Regardons à présent les fruits de cette Lectio divina.
Une lumière
Dans la Lectio, nous sommes en contact prolongé avec Celui qui se dit lui-même « lumière du monde. » Dans une écoute attentive, en interrogeant la Parole reçue, en priant à partir d’elle, nous apprenons à mieux connaître le cœur de notre Dieu, tel qu’il veut se révéler à nous. Nous accédons aussi, peu à peu, à une connaissance plus profonde de nous-mêmes et du cœur humain.
La Parole, accueillie plus en profondeur dans la Lectio, va éclairer nos pensées et notre comportement quotidien. Elle va nous aider, dans les choix petits et grands que nous avons à poser, à nous comporter en « enfants de lumière ». Elle deviendra, de plus en plus, « lampe sur nos pas ».

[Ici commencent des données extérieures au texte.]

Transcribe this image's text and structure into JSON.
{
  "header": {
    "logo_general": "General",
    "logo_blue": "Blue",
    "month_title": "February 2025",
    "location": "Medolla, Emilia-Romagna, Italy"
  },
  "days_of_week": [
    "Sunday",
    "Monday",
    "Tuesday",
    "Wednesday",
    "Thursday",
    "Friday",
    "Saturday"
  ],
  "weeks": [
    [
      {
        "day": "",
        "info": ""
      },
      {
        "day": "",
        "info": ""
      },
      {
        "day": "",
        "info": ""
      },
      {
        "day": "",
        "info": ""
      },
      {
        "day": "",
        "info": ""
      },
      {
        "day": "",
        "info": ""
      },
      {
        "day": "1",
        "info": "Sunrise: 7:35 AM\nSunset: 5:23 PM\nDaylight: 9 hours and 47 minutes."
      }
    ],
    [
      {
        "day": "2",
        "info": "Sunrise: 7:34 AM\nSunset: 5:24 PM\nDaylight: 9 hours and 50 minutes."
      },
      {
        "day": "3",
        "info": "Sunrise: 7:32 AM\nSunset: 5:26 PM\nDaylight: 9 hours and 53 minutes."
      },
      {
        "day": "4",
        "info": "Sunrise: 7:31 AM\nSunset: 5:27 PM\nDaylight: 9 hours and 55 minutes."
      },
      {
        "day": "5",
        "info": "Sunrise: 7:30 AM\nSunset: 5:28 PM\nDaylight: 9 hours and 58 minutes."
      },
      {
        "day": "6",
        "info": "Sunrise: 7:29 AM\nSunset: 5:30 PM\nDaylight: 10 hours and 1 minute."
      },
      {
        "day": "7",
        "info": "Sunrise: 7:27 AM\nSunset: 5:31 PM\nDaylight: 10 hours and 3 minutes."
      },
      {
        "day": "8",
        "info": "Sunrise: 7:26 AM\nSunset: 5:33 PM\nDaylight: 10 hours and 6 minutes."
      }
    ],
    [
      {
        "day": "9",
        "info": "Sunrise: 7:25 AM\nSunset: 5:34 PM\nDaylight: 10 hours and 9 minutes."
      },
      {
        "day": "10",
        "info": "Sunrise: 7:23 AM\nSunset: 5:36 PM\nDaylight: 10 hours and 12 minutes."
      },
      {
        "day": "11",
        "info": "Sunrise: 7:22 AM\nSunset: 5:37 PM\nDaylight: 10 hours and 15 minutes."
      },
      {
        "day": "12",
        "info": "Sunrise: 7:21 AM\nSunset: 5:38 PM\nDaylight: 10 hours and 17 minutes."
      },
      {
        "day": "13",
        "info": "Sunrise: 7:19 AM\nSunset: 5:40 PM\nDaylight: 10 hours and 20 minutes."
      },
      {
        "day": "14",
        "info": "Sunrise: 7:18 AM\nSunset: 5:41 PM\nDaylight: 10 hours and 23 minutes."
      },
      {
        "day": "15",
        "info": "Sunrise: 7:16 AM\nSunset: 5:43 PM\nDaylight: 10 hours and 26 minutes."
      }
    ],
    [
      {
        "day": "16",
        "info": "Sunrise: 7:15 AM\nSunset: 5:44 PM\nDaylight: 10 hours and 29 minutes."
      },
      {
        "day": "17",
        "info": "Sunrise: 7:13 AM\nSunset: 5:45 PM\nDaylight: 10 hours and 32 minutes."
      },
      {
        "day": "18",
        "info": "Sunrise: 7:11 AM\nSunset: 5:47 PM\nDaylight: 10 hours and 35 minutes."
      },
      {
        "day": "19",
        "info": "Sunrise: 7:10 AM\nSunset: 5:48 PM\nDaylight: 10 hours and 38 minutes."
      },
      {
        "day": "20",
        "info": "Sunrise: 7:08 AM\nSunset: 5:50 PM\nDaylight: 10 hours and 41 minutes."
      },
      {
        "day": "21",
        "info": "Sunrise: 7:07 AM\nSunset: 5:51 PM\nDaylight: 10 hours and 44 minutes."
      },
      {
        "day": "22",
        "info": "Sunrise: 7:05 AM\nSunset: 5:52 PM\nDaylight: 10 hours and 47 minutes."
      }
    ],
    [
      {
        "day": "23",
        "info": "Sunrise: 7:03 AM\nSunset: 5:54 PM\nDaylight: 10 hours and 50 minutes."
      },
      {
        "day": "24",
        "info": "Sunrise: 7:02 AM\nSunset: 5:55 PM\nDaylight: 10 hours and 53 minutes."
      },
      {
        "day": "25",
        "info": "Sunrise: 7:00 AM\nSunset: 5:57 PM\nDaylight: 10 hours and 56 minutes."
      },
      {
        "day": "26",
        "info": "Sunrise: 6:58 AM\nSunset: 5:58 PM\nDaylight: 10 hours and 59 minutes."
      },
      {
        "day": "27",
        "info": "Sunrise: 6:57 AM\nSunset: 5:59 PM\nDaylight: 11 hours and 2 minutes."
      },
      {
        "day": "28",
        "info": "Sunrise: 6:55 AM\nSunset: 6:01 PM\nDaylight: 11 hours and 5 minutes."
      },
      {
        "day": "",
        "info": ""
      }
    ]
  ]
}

« Vivante, efficace et incisive », elle nous aidera à faire le tri, en nous, entre ce qui est digne d’un disciple de Jésus, et ce qui ne l’est pas.
Une nourriture
Bien souvent, la Parole de Dieu a été comparée à une nourriture vitale pour l’homme. Jésus, reprenant une parole adressée à Israël au désert (cf. Dt 8, 3), le dit clairement dans son propre combat au désert : « Ce n’est pas de pain seul que vivra l’homme, mais de toute parole qui sort de la bouche de Dieu. » (Mt 4, 4) Les auteurs anciens parlent de « remâcher » et « ruminer » la Parole ; on utilise aussi le terme de « manducation ». Cela signifie qu’on va prendre le temps de répéter, de retourner longuement tel verset dans notre bouche, pour le faire descendre dans notre mémoire et notre cœur : il en sera enrichi et transformé.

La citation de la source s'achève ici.